À l’issue du congrès de l’ADF, l’Union Dentaire est plus motivée et plus déterminée que jamais à reprendre la négociation conventionnelle afin de faire aboutir les transformations de notre exercice attendues par l’ensemble des chirurgiens-dentistes. En effet, la semaine qui vient de s’écouler a été riche en signes encourageants pour la profession et en appréciations favorables à l’action de notre syndicat dans le domaine conventionnel.

 

La principale confirmation que nous retirons des très nombreux échanges que nous avons eus tout au long du congrès est fondamentale : nos consœurs et confrères ont parfaitement compris que seule la négociation peut éviter le désastre que représenterait pour l’ensemble des cabinets la mise en œuvre de toutes les dispositions du règlement arbitral.
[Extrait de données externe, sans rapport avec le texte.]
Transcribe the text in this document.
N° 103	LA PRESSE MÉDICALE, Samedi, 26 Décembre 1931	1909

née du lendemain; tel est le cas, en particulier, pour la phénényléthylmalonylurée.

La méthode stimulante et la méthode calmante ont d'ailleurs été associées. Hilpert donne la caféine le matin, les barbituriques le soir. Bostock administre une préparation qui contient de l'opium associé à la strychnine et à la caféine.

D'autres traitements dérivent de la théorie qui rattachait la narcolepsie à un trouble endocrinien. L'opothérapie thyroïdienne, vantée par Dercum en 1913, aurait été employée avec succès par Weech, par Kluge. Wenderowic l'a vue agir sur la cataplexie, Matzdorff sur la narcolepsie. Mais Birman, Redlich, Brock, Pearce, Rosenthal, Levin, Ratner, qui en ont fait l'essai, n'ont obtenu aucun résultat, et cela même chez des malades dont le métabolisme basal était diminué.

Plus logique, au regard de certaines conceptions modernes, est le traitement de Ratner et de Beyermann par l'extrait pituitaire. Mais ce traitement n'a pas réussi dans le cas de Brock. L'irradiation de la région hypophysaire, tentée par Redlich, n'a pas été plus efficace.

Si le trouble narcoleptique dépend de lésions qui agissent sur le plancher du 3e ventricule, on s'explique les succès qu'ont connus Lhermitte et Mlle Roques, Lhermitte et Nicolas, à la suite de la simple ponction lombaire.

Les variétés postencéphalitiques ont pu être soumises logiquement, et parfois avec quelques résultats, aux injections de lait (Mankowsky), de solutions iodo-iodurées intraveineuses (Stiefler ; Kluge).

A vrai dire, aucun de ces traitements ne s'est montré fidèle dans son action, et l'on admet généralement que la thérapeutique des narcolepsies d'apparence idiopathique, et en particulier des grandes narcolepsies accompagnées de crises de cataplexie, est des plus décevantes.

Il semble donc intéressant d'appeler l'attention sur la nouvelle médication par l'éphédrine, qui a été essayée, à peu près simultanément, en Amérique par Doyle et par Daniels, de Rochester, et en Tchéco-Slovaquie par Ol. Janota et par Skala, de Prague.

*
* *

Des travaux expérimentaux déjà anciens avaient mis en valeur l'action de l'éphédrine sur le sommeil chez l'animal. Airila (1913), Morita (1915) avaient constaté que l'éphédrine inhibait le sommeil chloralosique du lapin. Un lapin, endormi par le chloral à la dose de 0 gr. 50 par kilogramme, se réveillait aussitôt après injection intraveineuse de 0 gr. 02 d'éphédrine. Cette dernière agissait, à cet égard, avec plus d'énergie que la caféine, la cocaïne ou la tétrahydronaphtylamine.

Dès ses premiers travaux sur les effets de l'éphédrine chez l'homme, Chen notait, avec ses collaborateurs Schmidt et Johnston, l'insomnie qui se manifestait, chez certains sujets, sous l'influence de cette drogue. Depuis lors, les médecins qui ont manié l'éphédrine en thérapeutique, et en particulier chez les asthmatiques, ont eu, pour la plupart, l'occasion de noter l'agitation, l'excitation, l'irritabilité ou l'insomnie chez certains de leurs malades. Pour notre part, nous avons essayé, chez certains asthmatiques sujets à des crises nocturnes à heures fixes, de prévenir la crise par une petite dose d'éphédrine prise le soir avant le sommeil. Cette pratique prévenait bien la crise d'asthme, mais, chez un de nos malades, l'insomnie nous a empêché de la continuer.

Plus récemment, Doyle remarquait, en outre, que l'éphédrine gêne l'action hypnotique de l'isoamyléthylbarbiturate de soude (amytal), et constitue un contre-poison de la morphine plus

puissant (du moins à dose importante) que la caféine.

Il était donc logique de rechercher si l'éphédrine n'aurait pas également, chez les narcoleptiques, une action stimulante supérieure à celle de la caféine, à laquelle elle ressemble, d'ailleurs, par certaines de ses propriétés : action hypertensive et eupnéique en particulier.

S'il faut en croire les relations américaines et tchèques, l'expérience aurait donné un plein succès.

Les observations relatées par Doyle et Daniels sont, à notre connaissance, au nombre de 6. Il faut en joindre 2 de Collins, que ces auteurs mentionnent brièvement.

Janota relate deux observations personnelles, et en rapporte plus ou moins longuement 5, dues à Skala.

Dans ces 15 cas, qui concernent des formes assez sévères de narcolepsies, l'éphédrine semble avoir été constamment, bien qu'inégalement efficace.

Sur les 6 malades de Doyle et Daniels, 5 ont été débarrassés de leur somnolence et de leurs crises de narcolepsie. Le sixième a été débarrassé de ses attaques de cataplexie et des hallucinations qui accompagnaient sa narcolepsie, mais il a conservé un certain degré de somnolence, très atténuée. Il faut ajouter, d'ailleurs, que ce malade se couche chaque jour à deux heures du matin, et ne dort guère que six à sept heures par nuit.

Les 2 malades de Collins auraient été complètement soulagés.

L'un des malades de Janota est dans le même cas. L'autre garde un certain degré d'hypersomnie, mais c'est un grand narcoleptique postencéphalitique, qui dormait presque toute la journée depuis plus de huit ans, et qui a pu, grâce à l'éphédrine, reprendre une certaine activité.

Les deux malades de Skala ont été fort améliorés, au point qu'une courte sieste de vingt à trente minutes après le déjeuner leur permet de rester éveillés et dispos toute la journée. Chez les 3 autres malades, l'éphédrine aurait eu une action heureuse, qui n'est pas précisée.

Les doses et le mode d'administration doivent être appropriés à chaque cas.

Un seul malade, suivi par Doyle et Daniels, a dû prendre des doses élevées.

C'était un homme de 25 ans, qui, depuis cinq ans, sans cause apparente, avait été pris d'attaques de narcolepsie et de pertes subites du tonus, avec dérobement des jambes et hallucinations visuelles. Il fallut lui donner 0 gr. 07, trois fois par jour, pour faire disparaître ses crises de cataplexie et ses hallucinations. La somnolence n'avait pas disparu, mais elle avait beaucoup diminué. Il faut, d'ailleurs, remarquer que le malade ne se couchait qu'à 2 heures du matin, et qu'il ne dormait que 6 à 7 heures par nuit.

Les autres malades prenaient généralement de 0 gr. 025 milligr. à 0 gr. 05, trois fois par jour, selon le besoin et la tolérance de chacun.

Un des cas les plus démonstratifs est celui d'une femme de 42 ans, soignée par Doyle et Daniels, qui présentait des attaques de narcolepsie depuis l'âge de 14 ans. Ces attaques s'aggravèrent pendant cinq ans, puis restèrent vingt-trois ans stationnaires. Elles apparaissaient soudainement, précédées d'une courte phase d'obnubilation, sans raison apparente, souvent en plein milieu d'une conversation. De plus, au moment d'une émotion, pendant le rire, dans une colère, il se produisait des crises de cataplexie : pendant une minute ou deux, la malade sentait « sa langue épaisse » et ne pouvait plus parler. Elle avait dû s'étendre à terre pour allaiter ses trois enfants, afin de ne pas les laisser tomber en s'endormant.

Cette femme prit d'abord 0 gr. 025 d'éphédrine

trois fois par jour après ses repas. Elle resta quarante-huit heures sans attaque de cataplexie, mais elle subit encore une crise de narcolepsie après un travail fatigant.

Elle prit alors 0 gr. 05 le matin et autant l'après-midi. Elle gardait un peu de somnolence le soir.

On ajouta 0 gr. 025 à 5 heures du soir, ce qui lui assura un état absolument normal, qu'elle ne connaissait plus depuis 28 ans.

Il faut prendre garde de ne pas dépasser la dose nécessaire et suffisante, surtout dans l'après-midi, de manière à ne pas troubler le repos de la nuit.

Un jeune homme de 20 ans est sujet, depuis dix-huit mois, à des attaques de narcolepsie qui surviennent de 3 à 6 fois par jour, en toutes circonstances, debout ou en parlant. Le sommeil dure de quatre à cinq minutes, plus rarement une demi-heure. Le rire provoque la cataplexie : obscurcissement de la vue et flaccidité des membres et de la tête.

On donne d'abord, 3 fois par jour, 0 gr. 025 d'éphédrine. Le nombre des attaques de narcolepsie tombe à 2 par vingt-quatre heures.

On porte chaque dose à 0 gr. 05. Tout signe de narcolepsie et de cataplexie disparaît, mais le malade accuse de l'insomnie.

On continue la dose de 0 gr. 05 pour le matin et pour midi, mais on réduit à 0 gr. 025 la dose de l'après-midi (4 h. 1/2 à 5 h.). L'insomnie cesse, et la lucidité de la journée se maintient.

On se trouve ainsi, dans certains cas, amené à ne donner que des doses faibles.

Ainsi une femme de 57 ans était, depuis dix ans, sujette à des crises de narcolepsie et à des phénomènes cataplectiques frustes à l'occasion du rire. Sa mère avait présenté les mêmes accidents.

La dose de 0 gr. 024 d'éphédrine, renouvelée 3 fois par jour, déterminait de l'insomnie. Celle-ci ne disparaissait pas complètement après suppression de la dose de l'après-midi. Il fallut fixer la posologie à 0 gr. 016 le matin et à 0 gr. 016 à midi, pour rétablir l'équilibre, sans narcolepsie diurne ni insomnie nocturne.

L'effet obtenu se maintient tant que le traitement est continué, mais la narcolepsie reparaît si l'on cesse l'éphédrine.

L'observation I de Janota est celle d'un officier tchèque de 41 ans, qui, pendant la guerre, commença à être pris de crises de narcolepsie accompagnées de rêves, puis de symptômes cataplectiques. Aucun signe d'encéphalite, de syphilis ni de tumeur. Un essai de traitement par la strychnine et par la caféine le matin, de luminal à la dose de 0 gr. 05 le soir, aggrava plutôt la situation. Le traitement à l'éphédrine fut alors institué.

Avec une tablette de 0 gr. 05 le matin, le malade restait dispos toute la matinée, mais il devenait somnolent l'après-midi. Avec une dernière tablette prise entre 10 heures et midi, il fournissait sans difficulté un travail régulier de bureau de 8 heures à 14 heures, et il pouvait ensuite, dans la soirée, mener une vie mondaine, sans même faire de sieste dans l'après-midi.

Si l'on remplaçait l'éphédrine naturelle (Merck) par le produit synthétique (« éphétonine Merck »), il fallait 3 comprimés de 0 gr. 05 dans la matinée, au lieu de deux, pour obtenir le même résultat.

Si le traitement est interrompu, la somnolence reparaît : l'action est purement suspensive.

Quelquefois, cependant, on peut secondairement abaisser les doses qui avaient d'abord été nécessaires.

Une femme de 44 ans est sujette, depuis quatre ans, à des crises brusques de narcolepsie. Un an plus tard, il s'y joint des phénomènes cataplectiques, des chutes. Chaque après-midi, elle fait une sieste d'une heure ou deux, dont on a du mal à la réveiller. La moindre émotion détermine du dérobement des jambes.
Cela valide en particulier la démarche pragmatique et responsable adoptée par l’UD et montre clairement que, même s’ils « demandent à voir » – ce qui est légitime – les praticiens rejettent les discours de division et les dérives aventureuses. Dont acte.

 

L’enjeu de la négociation en cours tient en quelques mots. Pour l’essentiel, nous revendiquons un changement réel de perspective pour notre exercice conventionnel et nous voulons que cela soit confirmé par de véritables revalorisations sur la prévention et les soins conservateurs, par la garantie d’un équilibre pérenne grâce à de véritables clauses de revoyure et d’indexation des plafonnements, par le maintien de larges espaces de liberté pour répondre aux attentes des patients et permettre d’intégrer à notre exercice quotidien les nouvelles technologies.

 

Sur la plupart de ces points, les négociateurs de la profession ont d’ores et déjà obtenu des garanties. Certes, celles-ci devront être confirmées et précisées le moment venu de façon formelle dans un projet de texte conventionnel, mais nous pouvons considérer qu’une étape importante a aujourd’hui été franchie. Nous pouvons être légitimement fiers du fait que les propositions de l’UD concernant le panier d’actes essentiels constituent désormais la référence pour tous, y compris pour les régimes d’assurance maladie. Nous y voyons avant tout la possibilité de grandes avancées pour la profession et la preuve que le tripartisme peut devenir une réalité lorsque les considérations de santé sont adoptées par les différents acteurs comme axe de leur action.

 

Le cycle des négociations est loin d’être achevé, mais de nouvelles ouvertures se dessinent actuellement pour la profession. Nous avons déclaré d’entrée de jeu que l’UD refuserait sa signature si le solde net entre revalorisations et contreparties ne nous apparaissait pas suffisant et en adéquation avec les efforts consentis. Nous le répétons aujourd’hui, car nous attendons de la part des régimes d’assurance maladie qu’ils fassent encore des pas importants en direction de la profession. Mais nous voulons croire qu’une issue favorable sera possible en fin de période de négociation. C’est cet objectif qui mobilise désormais toutes nos forces.